La Polizia di Stato ha eseguito un provvedimento di fermo emesso dalla Procura della Repubblica di Palermo, volta a disarticolare due pericolosissime organizzazioni criminali dedite alle frodi assicurative realizzate attraverso le mutilazioni di arti di vittime compiacenti.
Sembrerebbe che alle alle “vittime compiacenti”, una volta reclutate, avrebbero fratturato le ossa delle braccia e delle gambe, spesso tramite dischi di ghisa da 20 kg, del tipo di quelli utilizzati nelle palestre, usati come strumenti contundenti, scagliati sugli arti da fratturare in modo da provocarne la rottura. A volte, alle “vittime” sarebbero state praticate da soggetti inesperti iniezioni di anestetico, che sarebbero state procurate da un’infermiera dell’ospedale Civico di Palermo.
Una volta fratturate le braccia e/o le gambe del malcapitato, l’organizzazione, avrebbe provveduto a mettere in scena il finto sinistro stradale ingaggiando falsi testimoni e recuperando i veicoli falsamente coinvolti. Una volta inscenato l’incidente, avrebbero dunque avviato le pratiche assicurative che potevano valere importi variabili tra i 100 e i 150 mila euro per singola pratica.
Le indagini, condotte dalla Squadra Mobile di Palermo, hanno permesso di ricostruire anche la triste vicenda che aveva coinvolto un cittadino tunisino, trovato morto su una strada alla periferia di Palermo, nel gennaio del 2017. La morte, in un primo momento considerata come conseguenza di un sinistro stradale, in realtà era stata determinata dalle fratture multiple cagionate da appartenenti ad una delle due associazioni criminali al fine di inscenare un finto incidente.
“Hanno le prove ma… mi hanno fatto vedere la fotografia hanno le prove ma…“. Terrorizzato avendo capito di essere stato scoperto, Francesco Faija uno dei fermati per truffe alle assicurazioni fatte attraverso la simulazione di incidenti mai avvenuti, parla non sapendo di essere intercettato, con la madre. E’ coinvolto in uno dei sinistri creati ad arte: vittima e complice Yacoub Hadri, un tunisino a cui furono spezzati gli arti per dare credito alla messinscena. Ma la cosa finì male e l’immigrato morì.

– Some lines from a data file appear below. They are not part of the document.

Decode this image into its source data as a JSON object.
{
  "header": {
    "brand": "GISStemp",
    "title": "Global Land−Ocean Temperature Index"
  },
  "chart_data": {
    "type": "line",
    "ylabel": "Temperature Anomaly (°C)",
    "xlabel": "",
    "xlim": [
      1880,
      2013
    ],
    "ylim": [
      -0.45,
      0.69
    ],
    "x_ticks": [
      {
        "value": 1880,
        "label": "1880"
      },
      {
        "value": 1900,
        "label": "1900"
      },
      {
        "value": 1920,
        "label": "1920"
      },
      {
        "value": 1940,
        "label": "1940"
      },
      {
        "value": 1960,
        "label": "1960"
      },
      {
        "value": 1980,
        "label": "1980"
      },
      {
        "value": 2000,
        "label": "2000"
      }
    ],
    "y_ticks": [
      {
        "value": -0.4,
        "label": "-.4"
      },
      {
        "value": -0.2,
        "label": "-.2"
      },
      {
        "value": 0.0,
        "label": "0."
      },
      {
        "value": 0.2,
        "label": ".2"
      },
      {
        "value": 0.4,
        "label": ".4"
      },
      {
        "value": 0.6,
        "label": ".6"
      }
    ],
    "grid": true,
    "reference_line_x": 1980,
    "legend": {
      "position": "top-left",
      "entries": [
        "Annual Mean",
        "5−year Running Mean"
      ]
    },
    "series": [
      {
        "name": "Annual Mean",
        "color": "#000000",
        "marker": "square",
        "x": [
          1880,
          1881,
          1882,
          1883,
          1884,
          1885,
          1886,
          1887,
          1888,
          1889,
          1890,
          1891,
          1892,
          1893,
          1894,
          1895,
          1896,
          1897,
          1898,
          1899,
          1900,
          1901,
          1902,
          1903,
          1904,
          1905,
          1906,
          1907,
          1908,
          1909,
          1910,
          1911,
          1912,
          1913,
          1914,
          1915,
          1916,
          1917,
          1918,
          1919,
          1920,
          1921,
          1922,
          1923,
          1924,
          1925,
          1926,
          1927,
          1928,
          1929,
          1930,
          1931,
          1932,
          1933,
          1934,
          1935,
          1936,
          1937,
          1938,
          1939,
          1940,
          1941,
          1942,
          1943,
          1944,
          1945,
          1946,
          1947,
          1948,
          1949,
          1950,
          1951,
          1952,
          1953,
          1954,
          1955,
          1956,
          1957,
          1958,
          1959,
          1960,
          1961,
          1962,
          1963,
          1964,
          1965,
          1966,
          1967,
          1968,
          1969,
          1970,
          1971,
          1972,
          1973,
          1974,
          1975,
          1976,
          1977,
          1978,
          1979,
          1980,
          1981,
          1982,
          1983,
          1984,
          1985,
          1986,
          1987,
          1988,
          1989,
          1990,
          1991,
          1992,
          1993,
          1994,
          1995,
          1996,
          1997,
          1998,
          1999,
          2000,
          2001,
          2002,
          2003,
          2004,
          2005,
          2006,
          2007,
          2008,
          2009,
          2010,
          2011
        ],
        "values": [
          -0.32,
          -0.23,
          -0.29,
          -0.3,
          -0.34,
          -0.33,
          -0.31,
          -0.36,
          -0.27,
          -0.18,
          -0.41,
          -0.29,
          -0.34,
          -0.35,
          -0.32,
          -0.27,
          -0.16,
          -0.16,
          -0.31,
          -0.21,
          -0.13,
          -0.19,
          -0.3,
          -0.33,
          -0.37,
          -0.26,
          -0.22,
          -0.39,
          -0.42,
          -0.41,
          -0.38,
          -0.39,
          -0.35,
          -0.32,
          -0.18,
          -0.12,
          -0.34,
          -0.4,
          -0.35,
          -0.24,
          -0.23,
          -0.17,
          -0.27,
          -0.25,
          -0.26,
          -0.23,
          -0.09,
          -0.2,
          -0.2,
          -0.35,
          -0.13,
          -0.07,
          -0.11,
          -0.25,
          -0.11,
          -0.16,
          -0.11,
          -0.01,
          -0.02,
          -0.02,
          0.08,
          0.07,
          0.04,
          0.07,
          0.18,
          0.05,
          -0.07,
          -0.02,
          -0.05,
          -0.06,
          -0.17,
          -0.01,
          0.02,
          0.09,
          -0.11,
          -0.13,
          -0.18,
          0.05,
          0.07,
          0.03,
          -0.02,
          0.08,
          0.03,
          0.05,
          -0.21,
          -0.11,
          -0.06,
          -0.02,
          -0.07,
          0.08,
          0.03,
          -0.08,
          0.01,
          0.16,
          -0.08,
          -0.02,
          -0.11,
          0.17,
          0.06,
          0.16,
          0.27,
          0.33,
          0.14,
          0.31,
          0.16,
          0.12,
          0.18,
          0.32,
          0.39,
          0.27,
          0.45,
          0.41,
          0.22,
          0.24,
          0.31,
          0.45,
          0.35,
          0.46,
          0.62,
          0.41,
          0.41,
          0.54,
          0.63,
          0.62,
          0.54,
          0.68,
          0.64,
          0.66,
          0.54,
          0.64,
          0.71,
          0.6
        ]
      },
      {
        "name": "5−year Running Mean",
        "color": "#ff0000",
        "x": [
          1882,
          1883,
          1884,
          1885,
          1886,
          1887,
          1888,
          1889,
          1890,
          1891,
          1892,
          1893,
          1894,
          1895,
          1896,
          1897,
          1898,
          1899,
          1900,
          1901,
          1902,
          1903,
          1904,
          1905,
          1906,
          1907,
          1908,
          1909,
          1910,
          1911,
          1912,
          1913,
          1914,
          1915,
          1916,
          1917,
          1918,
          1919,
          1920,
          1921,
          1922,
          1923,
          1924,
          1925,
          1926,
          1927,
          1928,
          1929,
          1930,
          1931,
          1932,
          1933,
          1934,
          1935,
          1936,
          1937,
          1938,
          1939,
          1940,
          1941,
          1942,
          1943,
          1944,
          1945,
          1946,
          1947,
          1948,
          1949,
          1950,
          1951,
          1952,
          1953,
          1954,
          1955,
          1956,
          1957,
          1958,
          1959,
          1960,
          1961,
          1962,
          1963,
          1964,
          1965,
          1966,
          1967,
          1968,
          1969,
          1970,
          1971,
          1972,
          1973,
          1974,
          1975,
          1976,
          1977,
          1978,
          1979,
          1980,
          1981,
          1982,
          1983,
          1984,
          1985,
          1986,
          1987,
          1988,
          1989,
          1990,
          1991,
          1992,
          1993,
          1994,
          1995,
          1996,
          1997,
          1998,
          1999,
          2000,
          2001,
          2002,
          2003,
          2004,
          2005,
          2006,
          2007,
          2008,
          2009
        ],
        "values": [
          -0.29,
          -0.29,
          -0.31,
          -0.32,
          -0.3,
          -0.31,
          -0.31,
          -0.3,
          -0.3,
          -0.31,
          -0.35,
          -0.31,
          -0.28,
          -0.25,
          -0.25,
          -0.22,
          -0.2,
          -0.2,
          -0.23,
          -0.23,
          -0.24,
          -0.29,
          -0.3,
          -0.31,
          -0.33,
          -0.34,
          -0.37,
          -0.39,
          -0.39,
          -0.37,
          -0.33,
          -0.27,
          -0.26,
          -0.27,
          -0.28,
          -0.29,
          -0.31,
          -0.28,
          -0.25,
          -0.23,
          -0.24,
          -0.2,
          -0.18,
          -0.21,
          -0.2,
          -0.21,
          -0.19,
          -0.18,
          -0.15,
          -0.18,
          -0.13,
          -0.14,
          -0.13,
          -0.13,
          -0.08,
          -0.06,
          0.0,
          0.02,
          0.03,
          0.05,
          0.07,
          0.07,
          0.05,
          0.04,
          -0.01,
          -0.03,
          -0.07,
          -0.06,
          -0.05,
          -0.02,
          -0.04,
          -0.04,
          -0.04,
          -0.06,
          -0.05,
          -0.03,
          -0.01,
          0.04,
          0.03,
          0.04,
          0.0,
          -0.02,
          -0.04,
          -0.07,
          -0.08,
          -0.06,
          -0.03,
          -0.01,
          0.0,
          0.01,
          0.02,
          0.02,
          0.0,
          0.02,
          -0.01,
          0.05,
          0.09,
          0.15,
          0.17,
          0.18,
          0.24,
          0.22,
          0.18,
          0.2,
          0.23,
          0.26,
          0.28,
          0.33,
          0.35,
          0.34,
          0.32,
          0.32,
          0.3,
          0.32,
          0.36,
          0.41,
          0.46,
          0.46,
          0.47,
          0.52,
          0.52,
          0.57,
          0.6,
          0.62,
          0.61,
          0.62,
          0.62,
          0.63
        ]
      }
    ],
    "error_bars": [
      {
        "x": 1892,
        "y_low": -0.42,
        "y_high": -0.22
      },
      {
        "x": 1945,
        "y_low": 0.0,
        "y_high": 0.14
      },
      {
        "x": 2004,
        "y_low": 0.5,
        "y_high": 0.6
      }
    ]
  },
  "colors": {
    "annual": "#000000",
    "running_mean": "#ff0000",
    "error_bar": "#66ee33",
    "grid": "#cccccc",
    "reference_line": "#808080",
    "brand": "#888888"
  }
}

Che qualcosa non andasse nell’incidente, del gennaio 2017, gli inquirenti lo capirono subito. Tanto da assegnare a un consulente la ricostruzione dell’incidente poi risultata incompatibile con le fratture della vittima. “Che prove hanno che tu hai ammazzato a quello? Francesco com’è che sei…si è svolta questa cosa ..boh!…“, gli chiedeva la madre mentre erano in auto.
Per la polizia è la conferma del ruolo dell’uomo, accusato oltre che di associazione a delinquere finalizzata alla truffa, di omicidio preterintenzionale insieme a Francesco La Monica e Umberto Impiombato. Impiombato era alla guida dell’auto che nella messinscena avrebbe dovuto travolgere Yacoub Hadri che viaggiava a bordo di uno scooter.
In realtà Fajia e La Monica gli avevano fratturato tibia e perone: le lesioni portarono all’infarto della vittima. I due contattarono poi la compagna del tunisino, Francesca Cionti, chiedendole, in cambio dell’interessamento nel curare le pratiche di risarcimento, di dar loro il 50% dell’eventuale somma incassata. La donna, però, sentita dalla polizia ha raccontato tutto.
Questi i fermati:
Burrafato Giuseppe; Caltabellotta Michele; Conte Antonia; Di Lorenzo Michele; Faija Francesco; Faija Isidoro; La Piana Salvatore; Mocciaro Francesco; Portanova Giuseppe; Santoro Antonino; Vultaggio Massimiliano.
Un altro indagato risulta attivamente ricercato.